I guess you could say that I have a patient heart, but an impatient head. In other words, when someone is talking my ear off about things that have absolutely nothing to do with me, in my head I’m begging them to finish their story and praying that they don’t start another one; but instead, I just smile and try my hardest to listen and to display pleasant facial expression. In this case, my heart won out… I didn’t make a scene. Since I have those annoyed feelings, I think that it is a huge injustice to people who actually are patient to label myself as a patient person. I mean I want to give myself some credit here, I don’t strangle people who waste time with nonsense either. So that’s where I’m at- floating somewhere between Mother Theresa and a moderate politician in our current governmental gridlock . Stupid analogy? Probably, but you catch my drift! 🙂
Yesterday was a very exciting day! I think we might have found out why Zach was having such a hard time saying “walk” and not acting as excited as he has in the past (so I was told.) The young lady who usually leads Molly (the horse) wasn’t able to make lessons last night, so we had to use a different leader. Our new leader walked at a much slower pace which, in turn, made Molly walk slower as well. When Molly speeds up her gait, her body feels much different to the rider- it’d almost an overwhelming experience to feel her back muscles ripple over and over and over with each step. I think that Zach was getting too overwhelmed by the sensations he felt when Molly walked fast. Last night,with the slower walk, Zach was saying “walk” loud and clear on the first try almost every time! I was thrilled to have seen that progress. I was also amazed at difference that changing the horses gait made in his demeanor. This experience helped me realize how much patience it takes to work with people who have special needs. On the outside, it may seem silly to get excited over someone saying “walk” but I know how much effort it took over the past 4 Mondays to get to this point. I am also learning that progress is, more often than not, is going to come in baby steps in this line of work.

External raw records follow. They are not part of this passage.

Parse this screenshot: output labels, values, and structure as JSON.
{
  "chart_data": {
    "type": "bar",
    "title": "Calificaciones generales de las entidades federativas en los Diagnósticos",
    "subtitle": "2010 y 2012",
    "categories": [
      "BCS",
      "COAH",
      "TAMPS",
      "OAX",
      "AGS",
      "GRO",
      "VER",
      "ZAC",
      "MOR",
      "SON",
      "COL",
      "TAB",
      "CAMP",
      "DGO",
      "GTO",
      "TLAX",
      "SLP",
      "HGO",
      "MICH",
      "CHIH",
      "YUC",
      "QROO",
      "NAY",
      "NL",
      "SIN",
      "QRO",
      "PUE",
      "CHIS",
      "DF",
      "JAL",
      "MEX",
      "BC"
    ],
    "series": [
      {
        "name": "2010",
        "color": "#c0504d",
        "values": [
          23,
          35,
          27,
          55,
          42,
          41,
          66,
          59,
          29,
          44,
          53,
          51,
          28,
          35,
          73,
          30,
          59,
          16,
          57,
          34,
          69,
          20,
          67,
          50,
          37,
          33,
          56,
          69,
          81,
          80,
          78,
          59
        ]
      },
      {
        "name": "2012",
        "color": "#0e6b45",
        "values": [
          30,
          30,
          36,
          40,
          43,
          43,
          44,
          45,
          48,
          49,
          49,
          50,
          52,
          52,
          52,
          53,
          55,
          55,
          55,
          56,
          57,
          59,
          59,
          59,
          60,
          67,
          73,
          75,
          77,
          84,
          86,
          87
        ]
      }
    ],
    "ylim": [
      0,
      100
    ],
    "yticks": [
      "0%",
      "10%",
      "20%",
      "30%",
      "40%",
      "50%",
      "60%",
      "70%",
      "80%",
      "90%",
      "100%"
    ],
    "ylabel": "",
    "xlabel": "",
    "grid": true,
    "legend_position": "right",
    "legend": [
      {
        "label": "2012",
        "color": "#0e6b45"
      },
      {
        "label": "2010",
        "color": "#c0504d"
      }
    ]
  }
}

Last night, I also got a quick lesson in being patient with myself. In the last lesson of the evening, we were short one leader… who has 2 hands and volunteered herself? THIS GIRL! I was way more nervous to lead AJ (the Horse) than I am when I have to help out his rider. It is much more difficult than it looks. The rider kept making him stop when it wasn’t time to stop yet, so that always makes leading horses more interesting! I’m really glad that I had the opportunity to experience that part of the lesson, but I think I’ll be okay if I stick with being a side walker for now! Working with animals ,who can sense frustration and fear, really helps keep those feelings in check. If I’m feeling insecure the horse will feel the same way, which could lead to trouble! getting frustrated with myself during the lesson because I knew that I had no idea what I was doing… but I was trying! I need to work on cutting myself some slack; it was, after all, my first time doing that particular job!